Le cadre actuel d'évaluation des médicaments repose sur des essais cliniques en double aveugle* et compare les résultats sur certains critères d'efficacité, sur les effets secondaires et le coût des médicaments de la même classe thérapeutique : anti-inflammatoires, antalgiques, antiulcéreux, etc.
Un médicament homéopathique ne correspond pas à une prescription dans une seule classe thérapeutique (par exemple, l'Arnica est bien connue pour son intérêt dans les traumatismes mais aussi dans certaines conditions face à la dépression réactionnelle, l'insomnie, etc.). Il est ainsi difficile d'imaginer que nous pourrions multiplier les études à réaliser, en sachant le coût de telles expérimentations et la nécessité de nombreux investigateurs dans une communauté de médecins homéopathes déjà bien occupés à soigner de nombreux malades.

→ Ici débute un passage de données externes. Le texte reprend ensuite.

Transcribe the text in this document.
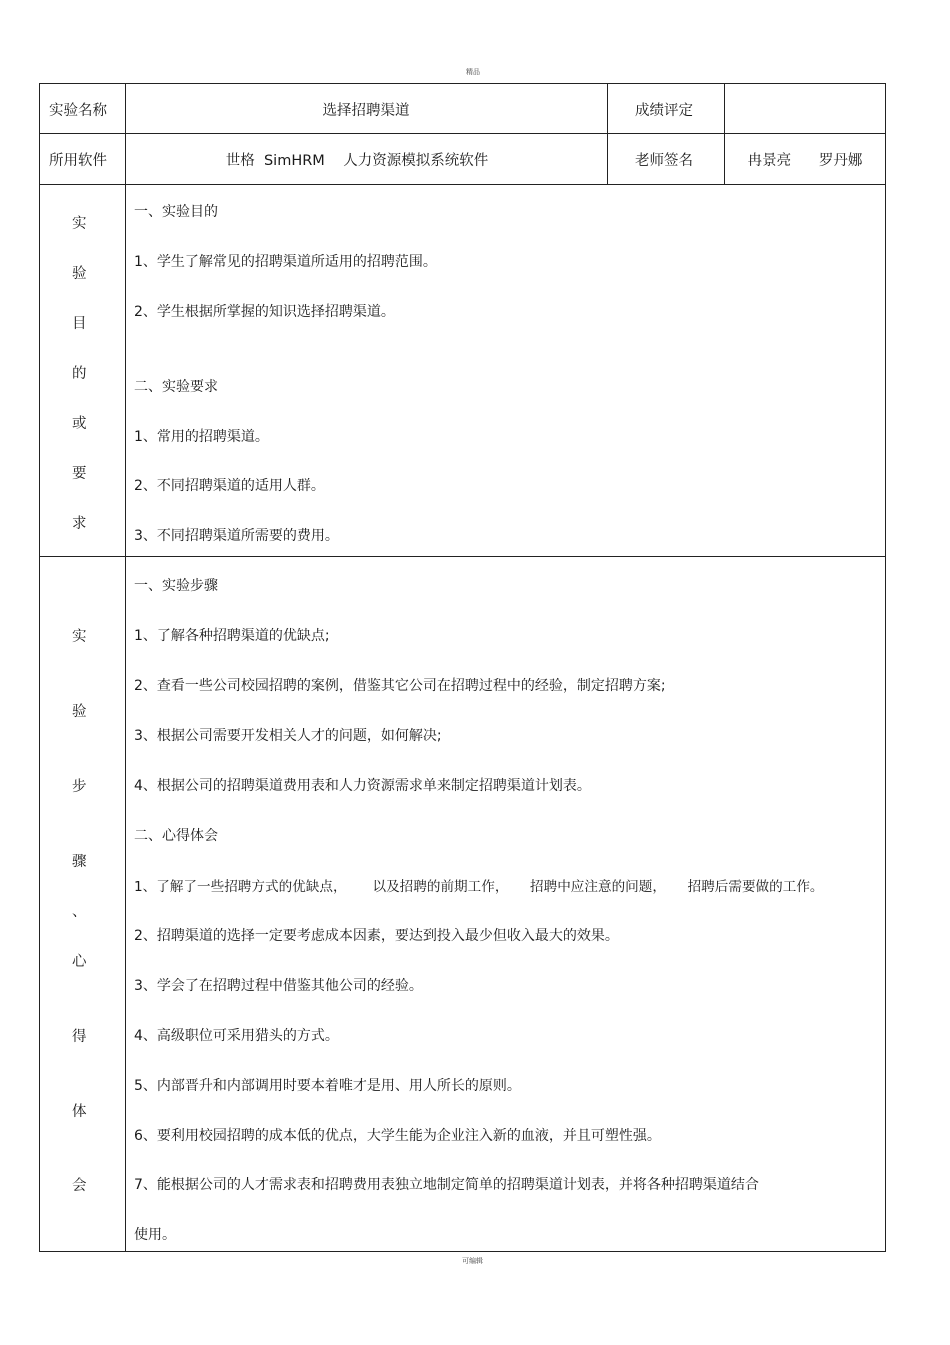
精品
实验名称	选择招聘渠道	成绩评定
所用软件	世格  SimHRM    人力资源模拟系统软件	老师签名	冉景亮      罗丹娜
实
验
目
的
或
要
求
一、实验目的
1、学生了解常见的招聘渠道所适用的招聘范围。
2、学生根据所掌握的知识选择招聘渠道。
二、实验要求
1、常用的招聘渠道。
2、不同招聘渠道的适用人群。
3、不同招聘渠道所需要的费用。
实
验
步
骤
、
心
得
体
会
一、实验步骤
1、了解各种招聘渠道的优缺点;
2、查看一些公司校园招聘的案例，借鉴其它公司在招聘过程中的经验，制定招聘方案;
3、根据公司需要开发相关人才的问题，如何解决;
4、根据公司的招聘渠道费用表和人力资源需求单来制定招聘渠道计划表。
二、心得体会
1、了解了一些招聘方式的优缺点，      以及招聘的前期工作，     招聘中应注意的问题，     招聘后需要做的工作。
2、招聘渠道的选择一定要考虑成本因素，要达到投入最少但收入最大的效果。
3、学会了在招聘过程中借鉴其他公司的经验。
4、高级职位可采用猎头的方式。
5、内部晋升和内部调用时要本着唯才是用、用人所长的原则。
6、要利用校园招聘的成本低的优点，大学生能为企业注入新的血液，并且可塑性强。
7、能根据公司的人才需求表和招聘费用表独立地制定简单的招聘渠道计划表，并将各种招聘渠道结合
使用。
可编辑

Le dossier médical du patient pourrait apporter des éléments de réponse en facilitant le recueil des données et donc le coût des études. C'est à nous de proposer de nouvelles règles d'évaluation de nos pratiques. Nous y travaillons actuellement en partenariat avec les autorités sanitaires.
Quelle pourrait être selon vous la place de l'homéopathie dans la médecine de demain ?
Dr Dominique Jeulin : Des études actuellement en cours pourraient prochainement confirmer que les médicaments homéopathiques entraînent un moindre recours aux antibiotiques face à des pathologies respiratoires récurrentes, et seraient ainsi source d'économies et de réduction des phénomènes de résistance des bactéries.
Les preuves scientifiques de l'efficacité de l'homéopathie manquent aujourd'hui pour démontrer un effet supérieur à un placebo. En cas de symptôme inquiétant ou persistant, il est nécessaire de consulter votre médecin. Bien que dénuée d'effets secondaires, l'homéopathie ne doit en aucun cas se substituer à une prise en charge allopathique sans avis médical.